2. Inherited IRAs cannot be converted, but inherited plan funds can: An inherited IRA cannot be converted to an inherited Roth IRA. That said, an inherited company plan (excluding a SEP or SIMPLE IRA) can be converted to an inherited Roth IRA as long as the beneficiary is a designated beneficiary — meaning that the beneficiary is an individual or qualifying trust that is named on the company retirement plan beneficiary form.
If no beneficiary is named on the 401(k) beneficiary form, and, say, the deceased employee’s son inherits the 401(k) through the estate, then there is no designated beneficiary. In that case, the 401(k) cannot be converted to an inherited Roth IRA, nor can it be transferred to an inherited traditional IRA.
In addition, for the inherited plan funds to qualify to be converted to an inherited Roth IRA, or be transferred to an inherited traditional IRA, the account must be properly titled and directly rolled over to an inherited traditional or Roth IRA. The designated beneficiary should also take the first RMD by the end of the year after death to ensure the ability to stretch distributions.
If the beneficiary chooses to convert the plan funds to an inherited Roth IRA, the amount converted will be taxable the same as any Roth conversion. In addition, the inherited Roth is subject to ongoing RMDs, although they will likely be tax free.
Planning tip: If your client inherits a 401(k) and is considering converting those 401(k)s funds to an inherited Roth, first see if the client has his own IRA or plan funds that can be converted. Either conversion (the inherited plan funds or his own retirement accounts) will be taxable, but if there are limited funds to pay the conversion tax, first have the beneficiary convert his own IRA to a Roth, rather than the inherited plan funds. Why? If he converts his own IRA to a Roth IRA, then this is his own Roth IRA and will not be subject to lifetime RMDs.

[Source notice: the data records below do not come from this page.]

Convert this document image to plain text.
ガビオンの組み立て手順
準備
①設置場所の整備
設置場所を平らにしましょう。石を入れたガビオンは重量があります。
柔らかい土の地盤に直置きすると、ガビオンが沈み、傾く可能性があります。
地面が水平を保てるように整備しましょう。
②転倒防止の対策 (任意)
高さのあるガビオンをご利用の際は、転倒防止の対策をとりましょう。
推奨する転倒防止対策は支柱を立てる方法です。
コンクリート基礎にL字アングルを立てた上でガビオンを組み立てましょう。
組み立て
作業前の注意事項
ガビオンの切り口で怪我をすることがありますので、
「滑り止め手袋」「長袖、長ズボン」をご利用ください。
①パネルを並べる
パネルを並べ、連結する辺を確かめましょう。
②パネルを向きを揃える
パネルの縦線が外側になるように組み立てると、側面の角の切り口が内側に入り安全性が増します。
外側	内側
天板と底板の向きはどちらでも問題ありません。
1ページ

In addition, after death he can leave that Roth IRA to a spouse who can roll it over to her own Roth and continue avoiding lifetime RMDs, or he can leave it to some other designated beneficiary who can stretch the inherited Roth over a longer period. If he converts his inherited plan funds to an inherited Roth IRA, then that inherited Roth IRA is subject to RMDs beginning in the year after death. This would erode the inherited Roth more quickly. Even though he can convert the inherited funds, he should use the money available to convert any of his own IRAs to a Roth first, and keep that Roth free of RMDs for life.